Take a stroll around Swansea Marina. It’s so pleasantly peaceful these days that it’s hard to imagine the noisy drum of industry, as ships discharged their ballast or loaded their cargoes, and the steam-powered machines that opened lock gates and sluices did the heavy lifting.

But take a closer look at Pumphouse Quay and its surrounds and you will find some useful clues. Why the quay’s name itself is insightful, it is named after the hydraulic pumphouse, whose tower has dominated the south dock basins since the beginning of the 20th century.

We reveal the history behind the building to help you see this little corner of our city in a different light.

Machinery to run a dock basin

By the opening of the South Dock in 1859, a sum of £15,984 had been spent on hydraulic machinery. The backwater supply of the dock basin was pumped form the lockage waste by a 24hp Easton and Amos steam engine capable of discharging, with a lift if 5 feet, 720,000 gallons of water per hour.

James Abernethy, the designer of South Dock, consulted Sir William Armstrong, the noted hydraulics expert, who recommended that the different machines employed for opening the gates, bridges and sluices, the capstans for hauling vessels in and out of dock, the discharging of ballast, the loading of coals, and the shipment and discharging of general cargoes, should be worked upon his hydraulic system, with accumulators equivalent to an effective pressure of 750 lbs per square inch. To this effect, three high-pressure, direct-acting steam engines were employed, of 80hp, 30hp, and 12hp respectively. Additional power was provided by two separate 8hp hydraulic engines on each side of the lock. These were housed in small Hydraulic Engine Houses, one of which has been rebuilt and is featured in Abernethy Square. Apart from these, all machinery at this time was placed below ground level and covered by cast iron plates.

In the 20 years which followed the opening of South Dock no fewer than five Harbour Acts were initiated to improve and expand the installations by developing a new west pier, a new dock entrance, an extension of the Half Tide Basin and a new system of harbour railways. By 1882 the dock could accept vessels carrying up to 6,000 tons.

Developing a new hydraulic system

To cope with the new swing bridge and the new lock gates (eventually fitted into the new outer barrel in 1912), an enhanced hydraulic system was developed, based on the Hydraulic Pumphouse and its tower, opened in 1901. The system was centred on the giant vertical balancing ram and accumulator in the tower, with back up engines fitted into the first floor. These engines forced water into that part of the hydraulic ram called the Accumulator, in the middle of which was an iron ram, which operated as a piston.
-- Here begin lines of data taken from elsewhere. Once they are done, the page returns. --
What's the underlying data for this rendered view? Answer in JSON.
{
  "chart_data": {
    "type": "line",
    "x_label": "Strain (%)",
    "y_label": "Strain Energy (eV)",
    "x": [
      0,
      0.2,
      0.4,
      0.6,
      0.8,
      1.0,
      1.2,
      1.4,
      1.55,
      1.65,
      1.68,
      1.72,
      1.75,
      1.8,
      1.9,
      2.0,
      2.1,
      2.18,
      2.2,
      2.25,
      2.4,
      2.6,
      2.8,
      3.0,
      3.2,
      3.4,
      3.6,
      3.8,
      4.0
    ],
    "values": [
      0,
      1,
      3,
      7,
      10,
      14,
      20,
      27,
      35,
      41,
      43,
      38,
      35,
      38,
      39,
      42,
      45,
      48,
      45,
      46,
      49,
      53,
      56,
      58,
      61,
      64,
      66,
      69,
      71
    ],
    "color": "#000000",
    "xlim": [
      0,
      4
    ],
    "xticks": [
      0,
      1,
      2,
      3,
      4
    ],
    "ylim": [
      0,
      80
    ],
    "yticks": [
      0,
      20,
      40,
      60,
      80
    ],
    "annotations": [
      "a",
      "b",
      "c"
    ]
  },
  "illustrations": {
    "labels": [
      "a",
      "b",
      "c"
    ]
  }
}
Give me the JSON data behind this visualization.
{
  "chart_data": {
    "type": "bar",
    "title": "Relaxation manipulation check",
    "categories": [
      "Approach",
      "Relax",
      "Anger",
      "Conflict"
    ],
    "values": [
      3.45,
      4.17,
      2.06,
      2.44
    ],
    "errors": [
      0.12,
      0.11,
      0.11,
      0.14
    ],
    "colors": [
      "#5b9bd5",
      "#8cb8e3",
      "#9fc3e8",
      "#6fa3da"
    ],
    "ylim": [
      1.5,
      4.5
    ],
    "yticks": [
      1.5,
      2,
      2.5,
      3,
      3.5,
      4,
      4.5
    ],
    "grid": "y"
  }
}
The ram was fitted near the top of the Accumulator with a watertight packing ring, with immense metal weights above the ram itself, to increase the force with which the ram bore on the column of water below. From the bottom of the Accumulator, several miles of pipes were laid to the lock gates, the capstans, sluices and coal hoists. Parts of the system could be shut down, which had the effect of increasing the force which could be applied at any point.

The two giants at the core of the system were Fire and Water, these are celebrated on the small memorial plaque at the base of the Tower. Above this is a larger carved plaque, in Portland Stone, which portrays an Easton and Amos Steam engine, of the type initially installed in the late 1850’s to pump water from the locking system. This would have been operated along with an Appold centrifugal pump and an impellor.

Powering the system

The freestanding wall to the east of the Pumphouse incorporates another carved Portland Stone plaque which shows a steam engine of the type then in use in Britain for raising power – Alban’s Monumental Steam Engine of 1839. The main cylinder in the centre oscillated round a shaft and worked directly onto the crankshaft of the flywheel. At the top of the installation is the centrifugal governor, an ingenious invention which automatically controlled the speed at which the engine ran.